FGO § 69 Abs. 3 Satz 1.

Sachverhalt

Der Kläger legte gegen das klagabweisende Urteil des Finanzgerichts (FG) Nichtzulassungsbeschwerde ein. Durch Beschluß vom heutigen Tage hat der Senat die Revision zugelassen.

Mit Schreiben vom 25. März 1988 teilte das FA dem Kläger mit, daß es die Vollziehung des Umsatzsteuerbescheides 1980 nicht weiter aussetzen werde. Daraufhin stellte der Kläger beim Bundesfinanzhof (BFH) einen Antrag auf Aussetzung der Vollziehung.

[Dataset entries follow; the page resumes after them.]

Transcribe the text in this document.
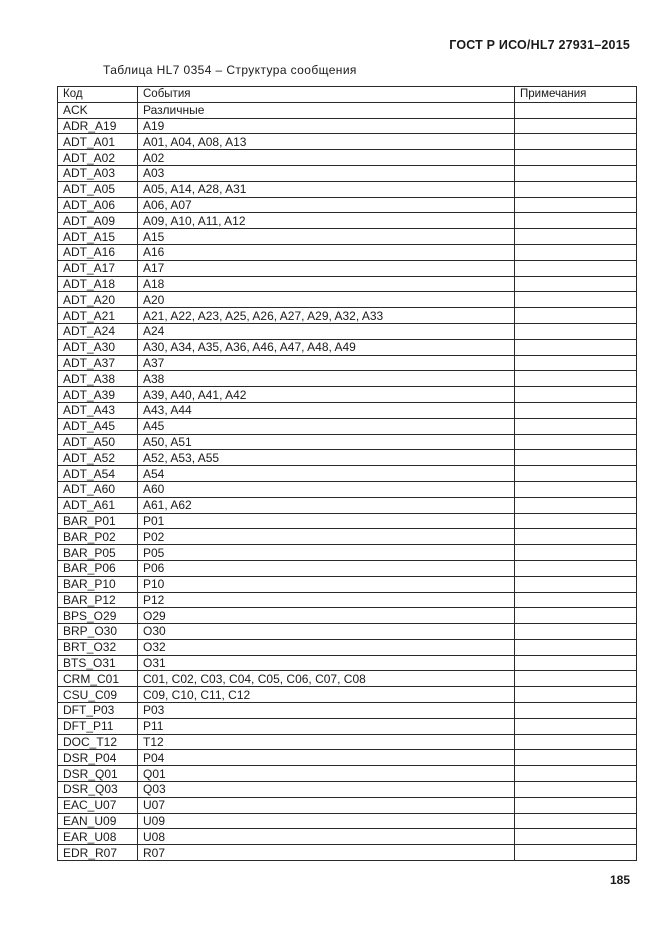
ГОСТ Р ИСО/HL7 27931–2015
Таблица HL7 0354 – Структура сообщения
Код	События	Примечания
ACK	Различные	
ADR_A19	A19	
ADT_A01	A01, A04, A08, A13	
ADT_A02	A02	
ADT_A03	A03	
ADT_A05	A05, A14, A28, A31	
ADT_A06	A06, A07	
ADT_A09	A09, A10, A11, A12	
ADT_A15	A15	
ADT_A16	A16	
ADT_A17	A17	
ADT_A18	A18	
ADT_A20	A20	
ADT_A21	A21, A22, A23, A25, A26, A27, A29, A32, A33	
ADT_A24	A24	
ADT_A30	A30, A34, A35, A36, A46, A47, A48, A49	
ADT_A37	A37	
ADT_A38	A38	
ADT_A39	A39, A40, A41, A42	
ADT_A43	A43, A44	
ADT_A45	A45	
ADT_A50	A50, A51	
ADT_A52	A52, A53, A55	
ADT_A54	A54	
ADT_A60	A60	
ADT_A61	A61, A62	
BAR_P01	P01	
BAR_P02	P02	
BAR_P05	P05	
BAR_P06	P06	
BAR_P10	P10	
BAR_P12	P12	
BPS_O29	O29	
BRP_O30	O30	
BRT_O32	O32	
BTS_O31	O31	
CRM_C01	C01, C02, C03, C04, C05, C06, C07, C08	
CSU_C09	C09, C10, C11, C12	
DFT_P03	P03	
DFT_P11	P11	
DOC_T12	T12	
DSR_P04	P04	
DSR_Q01	Q01	
DSR_Q03	Q03	
EAC_U07	U07	
EAN_U09	U09	
EAR_U08	U08	
EDR_R07	R07	
185
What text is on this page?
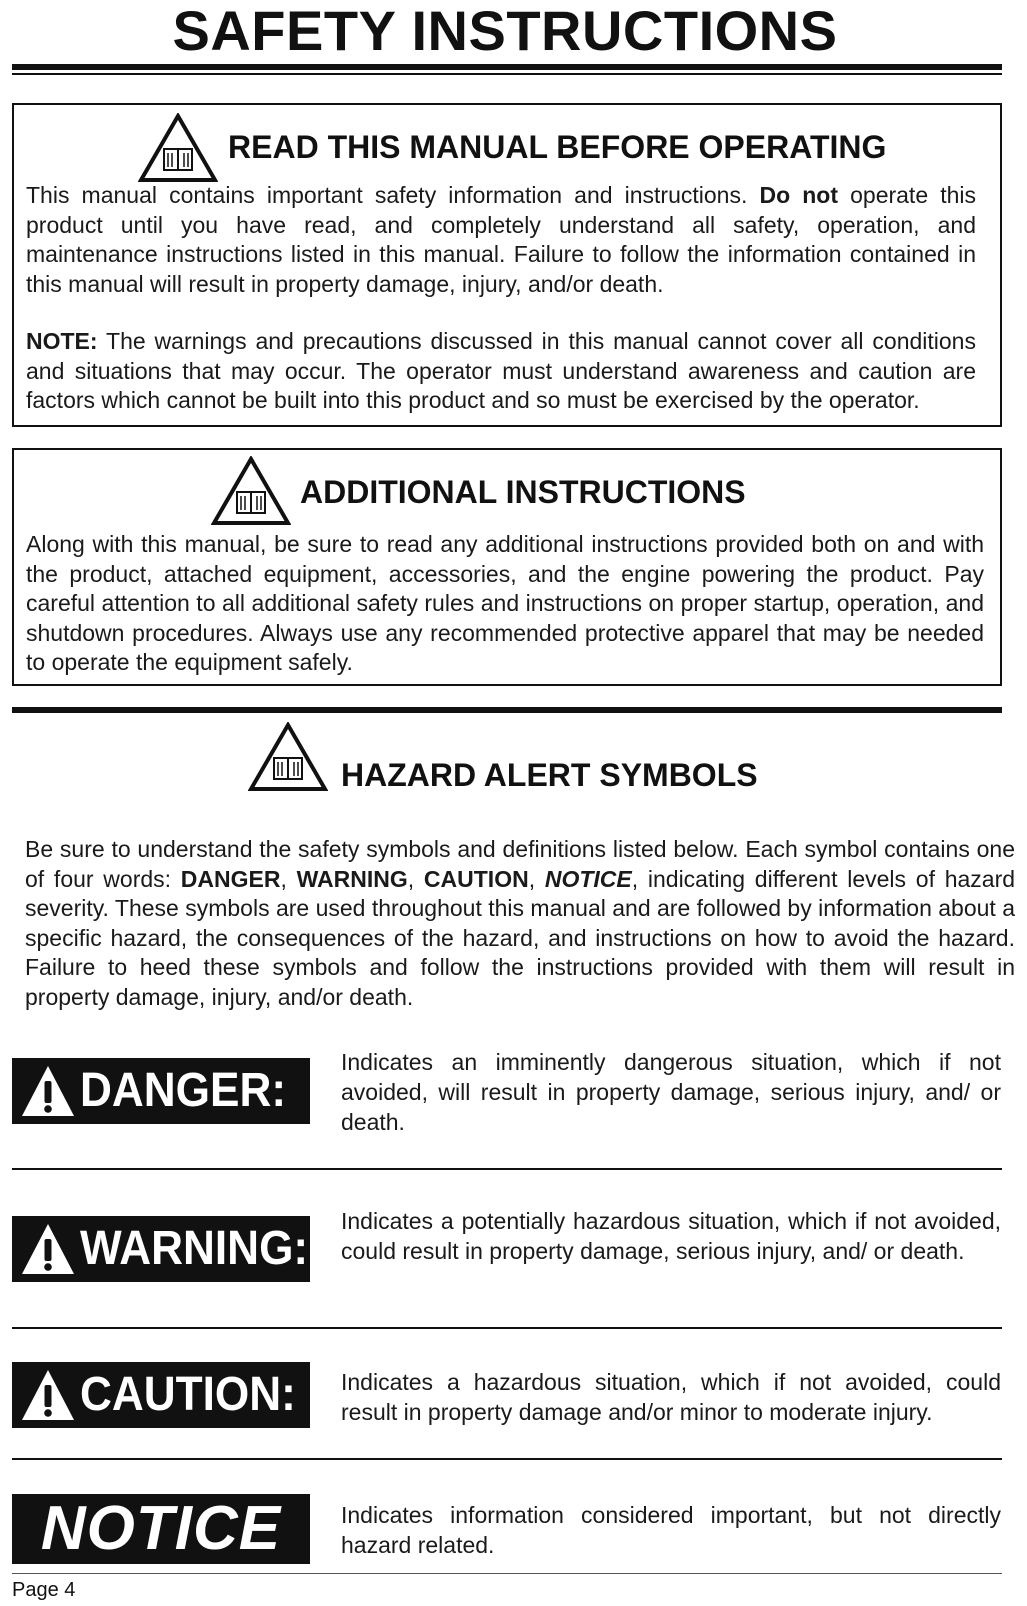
SAFETY INSTRUCTIONS
READ THIS MANUAL BEFORE OPERATING
This manual contains important safety information and instructions. Do not operate this product until you have read, and completely understand all safety, operation, and maintenance instructions listed in this manual. Failure to follow the information contained in this manual will result in property damage, injury, and/or death.
NOTE: The warnings and precautions discussed in this manual cannot cover all conditions and situations that may occur. The operator must understand awareness and caution are factors which cannot be built into this product and so must be exercised by the operator.
ADDITIONAL INSTRUCTIONS
Along with this manual, be sure to read any additional instructions provided both on and with the product, attached equipment, accessories, and the engine powering the product. Pay careful attention to all additional safety rules and instructions on proper startup, operation, and shutdown procedures. Always use any recommended protective apparel that may be needed to operate the equipment safely.
HAZARD ALERT SYMBOLS
Be sure to understand the safety symbols and definitions listed below. Each symbol contains one of four words: DANGER, WARNING, CAUTION, NOTICE, indicating different levels of hazard severity. These symbols are used throughout this manual and are followed by information about a specific hazard, the consequences of the hazard, and instructions on how to avoid the hazard. Failure to heed these symbols and follow the instructions provided with them will result in property damage, injury, and/or death.
DANGER:
Indicates an imminently dangerous situation, which if not avoided, will result in property damage, serious injury, and/ or death.
WARNING:
Indicates a potentially hazardous situation, which if not avoided, could result in property damage, serious injury, and/ or death.
CAUTION: Indicates a hazardous situation, which if not avoided, could result in property damage and/or minor to moderate injury.
NOTICE	Indicates information considered important, but not directly hazard related.
Page 4
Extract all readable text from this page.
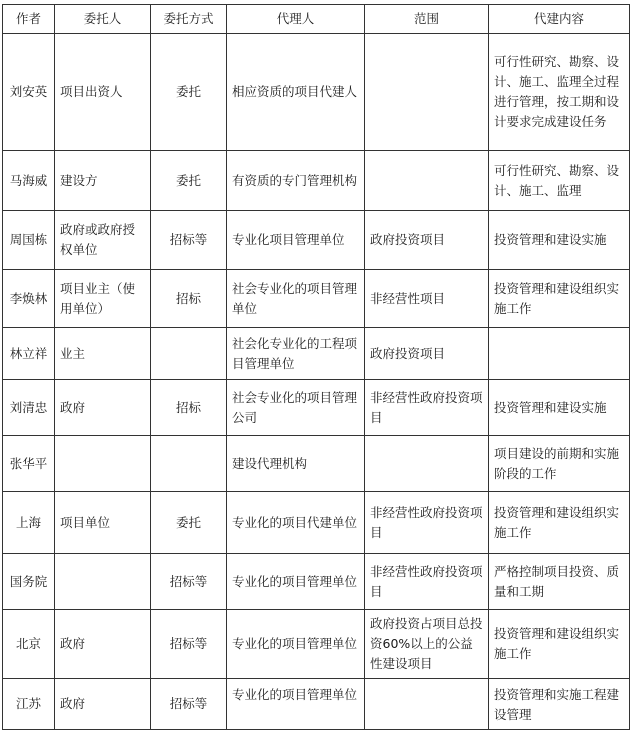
作者	委托人	委托方式	代理人	范围	代建内容
刘安英	项目出资人	委托	相应资质的项目代建人		可行性研究、勘察、设计、施工、监理全过程进行管理，按工期和设计要求完成建设任务
马海威	建设方	委托	有资质的专门管理机构		可行性研究、勘察、设计、施工、监理
周国栋	政府或政府授权单位	招标等	专业化项目管理单位	政府投资项目	投资管理和建设实施
李焕林	项目业主（使用单位）	招标	社会专业化的项目管理单位	非经营性项目	投资管理和建设组织实施工作
林立祥	业主		社会化专业化的工程项目管理单位	政府投资项目	
刘清忠	政府	招标	社会专业化的项目管理公司	非经营性政府投资项目	投资管理和建设实施
张华平			建设代理机构		项目建设的前期和实施阶段的工作
上海	项目单位	委托	专业化的项目代建单位	非经营性政府投资项目	投资管理和建设组织实施工作
国务院		招标等	专业化的项目管理单位	非经营性政府投资项目	严格控制项目投资、质量和工期
北京	政府	招标等	专业化的项目管理单位	政府投资占项目总投资60%以上的公益性建设项目	投资管理和建设组织实施工作
江苏	政府	招标等	专业化的项目管理单位		投资管理和实施工程建设管理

Der Kläger beantragt, die Vollziehung des Umsatzsteuerbescheides für 1980 auszusetzen.

Das FA ist dem Antrag entgegengetreten.

Entscheidungsgründe

Der Antrag auf Aussetzung der Vollziehung ist zulässig und begründet.

Gemäß § 69 Abs. 3 Satz 1 i.V.m. Abs. 2 Satz 2 der Finanzgerichtsordnung (FGO) kann das Gericht der Hauptsache die Vollziehung aussetzen, wenn ernstliche Zweifel an der Rechtmäßigkeit des angefochtenen Verwaltungsakts bestehen.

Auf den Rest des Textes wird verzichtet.